Chaque samedi et dimanche, Nicolas Beytout, directeur du journal "L'Opinion", donne son avis sur l'actualité de la semaine.
Bonjour Nicolas, cette semaine vous n’avez pas aimé le retour du débat sur le rétablissement de l’ISF.
Exact. Alors, pour être franc, c’était inévitable. En pleine crise des "gilets jaunes", cette crise qui est à l’origine un sujet pouvoir d’achat des Français les moins riches, le retour du débat sur ce qui a été un des premiers marqueurs du quinquennat d’Emmanuel Macron n’est pas étonnant. C’est le troisième Président ou Premier ministre à l’avoir fait, et c’est le troisième à en faire les frais sur le plan politique. Jacques Chirac, Premier ministre en cohabitation avec François Mitterrand avait supprimé cet impôt sur les grandes fortunes que la gauche avait créé en 1981 ; il a toujours dit ensuite que c’est ça qui avait provoqué son échec à l’élection présidentielle suivante.
Nicolas Sarkozy avait préféré créer un bouclier fiscal, un plafonnement des prélèvements sur la fortune, ça l’a poursuivi tout son quinquennat. Et voilà Emmanuel Macron à son tour accusé d’avoir fait une politique pour les riches.
Bon, c’est donc assez classique.
Oui, classique venant de la gauche, le PS, la France Insoumise. Classique aussi venant d’une partie du Rassemblement national. Ce qui l’est moins, c’est que ce débat sur la suppression de la suppression de l’ISF traverse maintenant la majorité En Marche. On voit bien qu’ils sont nombreux à être mal à l’aise. Et il y a eu un vrai couac, il est dû à Marlène Schiappa, la Sec d’Etat à l’Egalité femme-homme qui a signé un communiqué à en-tête de son ministère pour réclamer le rétablissement de l’ISF, puis un autre pour dire que le gouvernement était "OK", et affirmant que Benjamin Griveaux l’avait confirmé.

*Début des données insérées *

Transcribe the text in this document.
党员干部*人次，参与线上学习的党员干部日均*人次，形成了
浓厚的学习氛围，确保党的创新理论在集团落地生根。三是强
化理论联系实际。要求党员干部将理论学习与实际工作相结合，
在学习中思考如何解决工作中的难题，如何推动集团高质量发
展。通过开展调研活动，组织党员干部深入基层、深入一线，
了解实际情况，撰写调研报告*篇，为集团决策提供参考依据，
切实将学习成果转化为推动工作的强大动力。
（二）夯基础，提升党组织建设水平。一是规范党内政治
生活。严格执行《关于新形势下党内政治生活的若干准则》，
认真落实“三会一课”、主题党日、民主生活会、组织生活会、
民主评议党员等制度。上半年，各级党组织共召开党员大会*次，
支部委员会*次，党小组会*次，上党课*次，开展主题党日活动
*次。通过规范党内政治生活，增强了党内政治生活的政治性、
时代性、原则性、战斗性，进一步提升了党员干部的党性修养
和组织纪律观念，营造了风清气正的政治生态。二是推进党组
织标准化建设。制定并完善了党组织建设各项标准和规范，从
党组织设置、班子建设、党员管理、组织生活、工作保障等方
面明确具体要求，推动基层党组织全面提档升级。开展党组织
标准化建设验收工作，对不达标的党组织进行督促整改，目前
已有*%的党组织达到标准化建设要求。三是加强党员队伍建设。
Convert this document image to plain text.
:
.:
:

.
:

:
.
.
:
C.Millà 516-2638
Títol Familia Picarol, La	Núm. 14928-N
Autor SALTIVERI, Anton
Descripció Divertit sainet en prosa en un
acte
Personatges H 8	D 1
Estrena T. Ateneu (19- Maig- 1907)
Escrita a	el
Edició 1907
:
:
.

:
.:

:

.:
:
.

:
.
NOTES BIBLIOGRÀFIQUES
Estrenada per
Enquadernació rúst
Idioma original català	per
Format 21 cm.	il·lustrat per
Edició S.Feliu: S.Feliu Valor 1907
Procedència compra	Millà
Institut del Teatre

Il a fallu que le Président de la République la recadre sèchement en Conseil des Ministres pour refermer le sujet. En temps normal (je veux dire, à un moment où on ne s’interroge pas tous les jours sur la survie du gouvernement), ça aurait fait un sacré pataquès.
Donc, pas de retour de l’ISF, mais tout de même, si j’ai bien compris ce que dit finalement le Premier ministre, un débat, une évaluation sur les effets bénéfiques ou pas pour l’économie de cette suppression.
Exactement. Ce qui est tout à fait légitime. Sauf que, évoquer un bilan comme cela a été fait, c’est ouvrir justement la voie au rétablissement à terme de l’ISF. Et c’est la chose la plus stupide qu’on puisse imaginer. Stupide parce que cette satanée suppression de l’ISF était censée envoyer un signal de retour à tous les Français qui, depuis des années, des décennies, ont quitté le territoire, ont exprimé leur ras-le-bol fiscal avec les pieds. Ils sont partis. Croyez-vous que ceux, ils sont nombreux, qui réfléchissaient à la possibilité de revenir en France, ne vont pas se dire que ça ne sert à rien, que c’est un piège à ISF ?
Deuxième stupidité : parmi les Français les plus riches, vous pouvez être sûr que certains se disent déjà que ça recommence. Et qu’ils se reposent la question : faut-il rester ? Or, plus que jamais, on a besoin de l’argent, des capitaux de tous, chez nous, pour investir, développer les entreprises, créer de l’emploi.
Ce que vous dites, c’est que l’effet psychologique du simple débat sur l’ISF est déjà là.
Oui, et l’effet politique aussi. C’est quand même ahurissant de voir que dans un pays, la France, qui était championne d’Europe des impôts, et qui vient de décrocher la médaille d’or du pays le plus taxé de tous les pays développés, c’est inouï de penser que la réponse à la crise des "gilets jaunes", que la réponse à ce ras-le-bol fiscal, c’est de créer un nouvel impôt.